Raphael de Barros Monteiro: novo presidente é discreto.

O presidente do Superior Tribunal de Justiça (STJ), Edson Vidigal, vai se aposentar no final do mês e será substituído pelo vice-presidente ministro Raphael de Barros Monteiro Filho. Na abertura da sessão de julgamento da Corte Especial de ontem, Monteiro disse: ?Vidigal, imprimiu uma administração efetivamente dinâmica". Na condição de decano do STJ, o ministro Barros Monteiro proferiu discurso em nome dos demais ministros que integram a Corte Especial após o anúncio de Vidigal sobre o pedido de aposentadoria, que a partir do próximo dia 29 de março, deixará o cargo.

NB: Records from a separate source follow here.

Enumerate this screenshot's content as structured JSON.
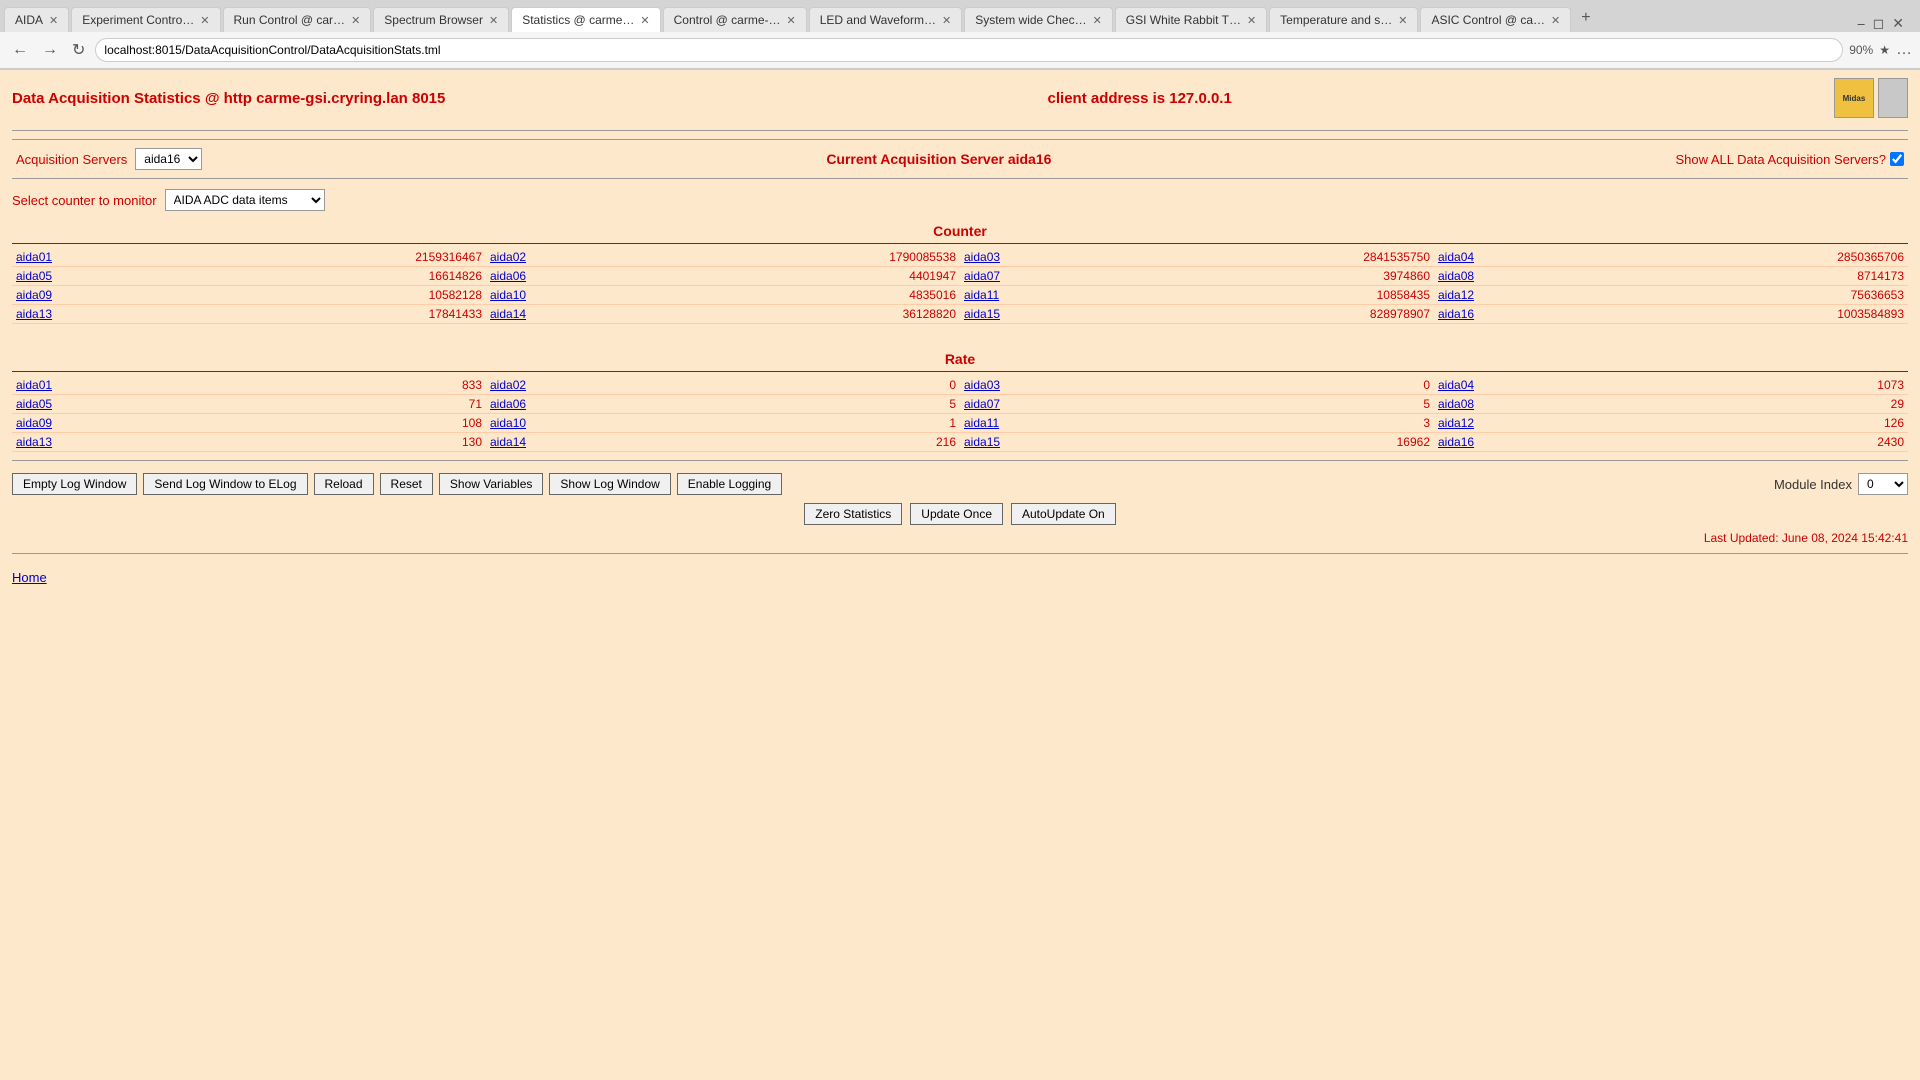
{
  "browser": {
    "tabs": [
      {
        "id": "aida",
        "label": "AIDA",
        "active": false
      },
      {
        "id": "experiment",
        "label": "Experiment Contro…",
        "active": false
      },
      {
        "id": "run",
        "label": "Run Control @ car…",
        "active": false
      },
      {
        "id": "spectrum",
        "label": "Spectrum Browser",
        "active": false
      },
      {
        "id": "statistics",
        "label": "Statistics @ carme…",
        "active": true
      },
      {
        "id": "control",
        "label": "Control @ carme-…",
        "active": false
      },
      {
        "id": "led",
        "label": "LED and Waveform…",
        "active": false
      },
      {
        "id": "syswide",
        "label": "System wide Chec…",
        "active": false
      },
      {
        "id": "gsi",
        "label": "GSI White Rabbit T…",
        "active": false
      },
      {
        "id": "temperature",
        "label": "Temperature and s…",
        "active": false
      },
      {
        "id": "asic",
        "label": "ASIC Control @ ca…",
        "active": false
      }
    ],
    "address": "localhost:8015/DataAcquisitionControl/DataAcquisitionStats.tml",
    "zoom": "90%"
  },
  "page": {
    "title": "Data Acquisition Statistics @ http carme-gsi.cryring.lan 8015",
    "client_address_label": "client address is 127.0.0.1",
    "acquisition_server_label": "Acquisition Servers",
    "acquisition_server_selected": "aida16",
    "current_server": "Current Acquisition Server aida16",
    "show_all_label": "Show ALL Data Acquisition Servers?",
    "select_counter_label": "Select counter to monitor",
    "counter_option": "AIDA ADC data items",
    "counter_heading": "Counter",
    "rate_heading": "Rate",
    "counter_data": [
      {
        "name": "aida01",
        "value": "2159316467"
      },
      {
        "name": "aida02",
        "value": "1790085538"
      },
      {
        "name": "aida03",
        "value": "2841535750"
      },
      {
        "name": "aida04",
        "value": "2850365706"
      },
      {
        "name": "aida05",
        "value": "16614826"
      },
      {
        "name": "aida06",
        "value": "4401947"
      },
      {
        "name": "aida07",
        "value": "3974860"
      },
      {
        "name": "aida08",
        "value": "8714173"
      },
      {
        "name": "aida09",
        "value": "10582128"
      },
      {
        "name": "aida10",
        "value": "4835016"
      },
      {
        "name": "aida11",
        "value": "10858435"
      },
      {
        "name": "aida12",
        "value": "75636653"
      },
      {
        "name": "aida13",
        "value": "17841433"
      },
      {
        "name": "aida14",
        "value": "36128820"
      },
      {
        "name": "aida15",
        "value": "828978907"
      },
      {
        "name": "aida16",
        "value": "1003584893"
      }
    ],
    "rate_data": [
      {
        "name": "aida01",
        "value": "833"
      },
      {
        "name": "aida02",
        "value": "0"
      },
      {
        "name": "aida03",
        "value": "0"
      },
      {
        "name": "aida04",
        "value": "1073"
      },
      {
        "name": "aida05",
        "value": "71"
      },
      {
        "name": "aida06",
        "value": "5"
      },
      {
        "name": "aida07",
        "value": "5"
      },
      {
        "name": "aida08",
        "value": "29"
      },
      {
        "name": "aida09",
        "value": "108"
      },
      {
        "name": "aida10",
        "value": "1"
      },
      {
        "name": "aida11",
        "value": "3"
      },
      {
        "name": "aida12",
        "value": "126"
      },
      {
        "name": "aida13",
        "value": "130"
      },
      {
        "name": "aida14",
        "value": "216"
      },
      {
        "name": "aida15",
        "value": "16962"
      },
      {
        "name": "aida16",
        "value": "2430"
      }
    ],
    "buttons": {
      "empty_log": "Empty Log Window",
      "send_log": "Send Log Window to ELog",
      "reload": "Reload",
      "reset": "Reset",
      "show_variables": "Show Variables",
      "show_log": "Show Log Window",
      "enable_logging": "Enable Logging",
      "zero_statistics": "Zero Statistics",
      "update_once": "Update Once",
      "autoupdate": "AutoUpdate On",
      "module_index_label": "Module Index",
      "module_index_value": "0"
    },
    "last_updated": "Last Updated: June 08, 2024 15:42:41",
    "home_link": "Home"
  }
}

O subprocurador-geral da República Edinaldo de Holanda Borges manifestou-se também, em nome do Ministério Público Federal. "A consagração de um ser humano é definitivamente estabelecida quando se verifica a vocação para julgar e a investidura nessa função a torna iniludível. Julgar um ser humano é uma tarefa que excede qualquer outra de toda a humanidade dentro da história. V. Exa. sai e despede-se do Poder Judiciário com essa consagração; entretanto todos sabemos da dedicação de V. Exa. pela causa pública e, por conseguinte, pela continuação, em outro setor, da administração dessa coisa pública em benefício do povo", afirmou.

Após as manifestações, o presidente do STJ retomou o discurso para agradecer a todos que colaboraram com sua administração: "Onde quer que eu esteja, serei sempre um democrata, aplaudindo e reforçando as fileiras dos que se colocam ao lado da democracia, do fortalecimento das instituições democráticas."

Ao contrário de seu antecessor, Monteiro, de 66 anos, é considerado um homem discreto. A tendência é a que o STJ vá reduzir sua presença no noticiário político a partir do próximo dia 5, quando ele tomará posse. Juiz de carreira de estilo reservado, membro de uma família de magistrados, o paulistano substituirá o maranhense, ex-repórter policial, ex-vereador, ex-deputado e ex-advogado, Edson Vidigial.